This function initiates fine-tuning of models through an API request to an external service. It supports specific tasks such as text classification, language modeling, or text-to-image generation.

#### Parameters:

- `model` (str): The name of the model to fine-tune.
- `task` (str): The type of task to perform.
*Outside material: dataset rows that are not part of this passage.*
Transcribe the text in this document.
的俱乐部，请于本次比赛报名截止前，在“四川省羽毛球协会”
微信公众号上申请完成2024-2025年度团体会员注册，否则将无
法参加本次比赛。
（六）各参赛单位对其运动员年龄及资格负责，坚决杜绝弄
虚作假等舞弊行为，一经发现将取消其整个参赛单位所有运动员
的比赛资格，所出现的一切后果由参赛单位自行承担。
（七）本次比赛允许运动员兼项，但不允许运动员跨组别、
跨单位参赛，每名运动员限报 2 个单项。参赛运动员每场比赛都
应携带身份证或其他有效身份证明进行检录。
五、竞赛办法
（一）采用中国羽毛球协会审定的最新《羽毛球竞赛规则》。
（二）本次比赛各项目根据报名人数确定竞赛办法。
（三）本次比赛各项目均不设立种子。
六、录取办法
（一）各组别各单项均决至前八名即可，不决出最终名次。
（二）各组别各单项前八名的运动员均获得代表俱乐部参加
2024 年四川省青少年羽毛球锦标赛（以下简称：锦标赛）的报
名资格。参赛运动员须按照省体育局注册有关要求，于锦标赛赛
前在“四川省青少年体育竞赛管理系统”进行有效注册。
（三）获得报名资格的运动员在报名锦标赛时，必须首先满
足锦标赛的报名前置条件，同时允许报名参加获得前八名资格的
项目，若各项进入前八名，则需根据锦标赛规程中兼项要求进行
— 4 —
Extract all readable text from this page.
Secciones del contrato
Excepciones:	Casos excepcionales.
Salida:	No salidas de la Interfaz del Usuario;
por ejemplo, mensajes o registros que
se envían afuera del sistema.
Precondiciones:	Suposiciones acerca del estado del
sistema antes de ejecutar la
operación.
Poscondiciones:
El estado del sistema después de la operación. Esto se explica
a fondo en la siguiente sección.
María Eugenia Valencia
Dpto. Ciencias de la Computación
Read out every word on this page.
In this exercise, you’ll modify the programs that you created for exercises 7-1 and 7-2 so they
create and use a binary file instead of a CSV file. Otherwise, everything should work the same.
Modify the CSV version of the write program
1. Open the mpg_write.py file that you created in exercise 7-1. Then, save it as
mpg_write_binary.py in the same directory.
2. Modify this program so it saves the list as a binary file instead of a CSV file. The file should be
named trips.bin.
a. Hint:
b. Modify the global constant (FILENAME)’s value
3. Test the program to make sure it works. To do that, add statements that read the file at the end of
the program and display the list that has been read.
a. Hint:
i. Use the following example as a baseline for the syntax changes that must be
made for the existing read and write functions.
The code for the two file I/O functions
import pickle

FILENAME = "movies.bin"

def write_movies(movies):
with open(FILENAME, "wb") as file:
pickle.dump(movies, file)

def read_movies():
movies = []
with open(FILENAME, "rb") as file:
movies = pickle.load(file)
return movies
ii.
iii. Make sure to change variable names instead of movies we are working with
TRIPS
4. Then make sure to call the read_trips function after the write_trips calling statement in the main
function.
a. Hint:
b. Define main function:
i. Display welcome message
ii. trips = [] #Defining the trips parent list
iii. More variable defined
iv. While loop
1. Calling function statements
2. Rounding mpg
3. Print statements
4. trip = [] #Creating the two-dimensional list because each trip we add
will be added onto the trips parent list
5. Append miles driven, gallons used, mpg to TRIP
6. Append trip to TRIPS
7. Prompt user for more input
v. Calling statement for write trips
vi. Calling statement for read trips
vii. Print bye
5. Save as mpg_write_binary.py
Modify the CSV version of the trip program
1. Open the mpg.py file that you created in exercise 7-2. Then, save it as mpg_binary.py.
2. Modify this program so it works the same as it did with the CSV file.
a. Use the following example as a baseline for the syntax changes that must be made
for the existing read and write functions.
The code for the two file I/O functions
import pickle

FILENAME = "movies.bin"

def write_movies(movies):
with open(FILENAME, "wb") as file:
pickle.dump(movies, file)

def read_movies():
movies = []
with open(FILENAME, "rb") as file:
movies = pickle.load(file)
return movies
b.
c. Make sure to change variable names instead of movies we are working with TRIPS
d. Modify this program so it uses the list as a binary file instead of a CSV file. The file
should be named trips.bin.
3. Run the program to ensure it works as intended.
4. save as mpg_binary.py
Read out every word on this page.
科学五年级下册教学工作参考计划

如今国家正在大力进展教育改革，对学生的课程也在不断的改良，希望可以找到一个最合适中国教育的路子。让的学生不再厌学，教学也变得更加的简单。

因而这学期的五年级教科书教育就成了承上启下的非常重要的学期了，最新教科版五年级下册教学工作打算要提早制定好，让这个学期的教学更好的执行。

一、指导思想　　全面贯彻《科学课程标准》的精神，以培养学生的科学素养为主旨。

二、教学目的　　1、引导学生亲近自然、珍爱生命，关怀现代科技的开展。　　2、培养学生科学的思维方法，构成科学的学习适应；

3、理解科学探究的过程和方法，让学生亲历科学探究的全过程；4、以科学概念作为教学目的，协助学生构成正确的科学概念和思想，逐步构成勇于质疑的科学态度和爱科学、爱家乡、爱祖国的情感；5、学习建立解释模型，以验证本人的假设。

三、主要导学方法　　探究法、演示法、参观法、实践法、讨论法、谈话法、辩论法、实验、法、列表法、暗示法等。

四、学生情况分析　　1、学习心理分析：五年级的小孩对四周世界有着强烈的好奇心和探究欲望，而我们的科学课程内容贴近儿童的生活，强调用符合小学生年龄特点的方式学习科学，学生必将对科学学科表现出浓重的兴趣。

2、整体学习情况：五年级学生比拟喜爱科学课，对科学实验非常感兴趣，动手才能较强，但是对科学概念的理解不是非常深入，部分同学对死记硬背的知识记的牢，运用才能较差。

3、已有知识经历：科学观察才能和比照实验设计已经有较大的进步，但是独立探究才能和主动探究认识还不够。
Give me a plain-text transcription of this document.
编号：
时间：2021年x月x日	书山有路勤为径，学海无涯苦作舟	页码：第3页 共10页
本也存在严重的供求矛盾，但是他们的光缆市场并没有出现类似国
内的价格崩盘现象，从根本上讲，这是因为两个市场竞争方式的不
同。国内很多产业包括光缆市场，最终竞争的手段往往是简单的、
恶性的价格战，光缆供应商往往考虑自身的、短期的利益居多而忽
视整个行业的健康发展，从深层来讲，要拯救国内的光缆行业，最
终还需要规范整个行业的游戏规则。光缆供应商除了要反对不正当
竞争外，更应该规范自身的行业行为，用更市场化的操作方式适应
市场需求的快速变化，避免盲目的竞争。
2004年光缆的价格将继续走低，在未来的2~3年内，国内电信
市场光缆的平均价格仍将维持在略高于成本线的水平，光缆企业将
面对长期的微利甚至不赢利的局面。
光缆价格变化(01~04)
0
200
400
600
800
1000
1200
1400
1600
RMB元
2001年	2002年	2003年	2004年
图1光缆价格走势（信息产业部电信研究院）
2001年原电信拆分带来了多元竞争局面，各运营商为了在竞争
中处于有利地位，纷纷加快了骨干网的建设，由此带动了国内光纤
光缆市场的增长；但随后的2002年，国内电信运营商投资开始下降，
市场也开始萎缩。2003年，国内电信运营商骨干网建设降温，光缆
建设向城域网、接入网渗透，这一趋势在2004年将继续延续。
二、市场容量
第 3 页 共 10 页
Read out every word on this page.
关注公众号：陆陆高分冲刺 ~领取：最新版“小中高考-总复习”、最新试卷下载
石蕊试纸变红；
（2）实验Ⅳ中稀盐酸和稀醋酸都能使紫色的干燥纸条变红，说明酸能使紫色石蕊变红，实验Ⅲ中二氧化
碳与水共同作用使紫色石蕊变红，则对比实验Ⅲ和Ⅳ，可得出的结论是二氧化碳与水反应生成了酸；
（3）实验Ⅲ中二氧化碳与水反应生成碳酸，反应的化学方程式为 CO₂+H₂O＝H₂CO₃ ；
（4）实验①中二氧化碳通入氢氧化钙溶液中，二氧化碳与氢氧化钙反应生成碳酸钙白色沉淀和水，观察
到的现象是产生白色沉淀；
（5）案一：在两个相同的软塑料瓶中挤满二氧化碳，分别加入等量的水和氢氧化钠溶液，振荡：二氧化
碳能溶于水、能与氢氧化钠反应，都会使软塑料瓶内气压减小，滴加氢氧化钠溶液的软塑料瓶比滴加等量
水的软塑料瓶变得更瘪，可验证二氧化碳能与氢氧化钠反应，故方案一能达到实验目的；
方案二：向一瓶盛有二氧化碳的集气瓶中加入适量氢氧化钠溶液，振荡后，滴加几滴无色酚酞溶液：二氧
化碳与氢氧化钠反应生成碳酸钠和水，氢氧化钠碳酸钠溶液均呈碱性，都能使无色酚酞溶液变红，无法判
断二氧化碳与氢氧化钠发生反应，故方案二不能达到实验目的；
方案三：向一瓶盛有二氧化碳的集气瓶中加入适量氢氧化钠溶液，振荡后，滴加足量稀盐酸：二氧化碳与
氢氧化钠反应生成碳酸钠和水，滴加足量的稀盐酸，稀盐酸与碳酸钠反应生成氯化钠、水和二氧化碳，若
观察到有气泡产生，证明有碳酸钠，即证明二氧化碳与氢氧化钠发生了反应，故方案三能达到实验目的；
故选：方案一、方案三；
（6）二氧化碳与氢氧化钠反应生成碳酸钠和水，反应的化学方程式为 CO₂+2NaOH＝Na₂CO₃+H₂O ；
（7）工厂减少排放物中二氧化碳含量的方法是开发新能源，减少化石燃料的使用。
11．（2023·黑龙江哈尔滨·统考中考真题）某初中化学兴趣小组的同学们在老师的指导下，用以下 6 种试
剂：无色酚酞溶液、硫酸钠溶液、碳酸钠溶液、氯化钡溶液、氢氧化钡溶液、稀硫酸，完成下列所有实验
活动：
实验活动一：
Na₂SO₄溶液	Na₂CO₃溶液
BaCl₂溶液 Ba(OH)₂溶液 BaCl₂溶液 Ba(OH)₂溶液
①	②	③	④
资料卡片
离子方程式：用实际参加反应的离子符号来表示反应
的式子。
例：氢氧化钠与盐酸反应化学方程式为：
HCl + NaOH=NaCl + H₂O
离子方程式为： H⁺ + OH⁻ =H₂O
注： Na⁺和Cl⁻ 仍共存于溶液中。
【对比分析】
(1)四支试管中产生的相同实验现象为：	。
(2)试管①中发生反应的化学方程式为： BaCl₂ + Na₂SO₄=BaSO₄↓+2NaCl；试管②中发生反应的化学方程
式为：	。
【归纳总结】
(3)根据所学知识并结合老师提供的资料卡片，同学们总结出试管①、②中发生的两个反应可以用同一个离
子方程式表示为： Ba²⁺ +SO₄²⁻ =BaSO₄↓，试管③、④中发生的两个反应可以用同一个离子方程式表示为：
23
It must be one of the following: 'classification-text', 'language-modeling', or 'text-to-images'.
- `sub_category` (str): Sub-category associated with the task.
- `media_id` (str): Identifier of the media related to the task.
- `description` (str): Description of the task or fine-tuning to be performed.
- `params` (dict): Specific parameters required for the fine-tuning task.
- `params_input` (dict): Additional input parameters for the task.
- `params_output` (str): Specific output parameters expected.
- `extension` (str): Extension related to the task.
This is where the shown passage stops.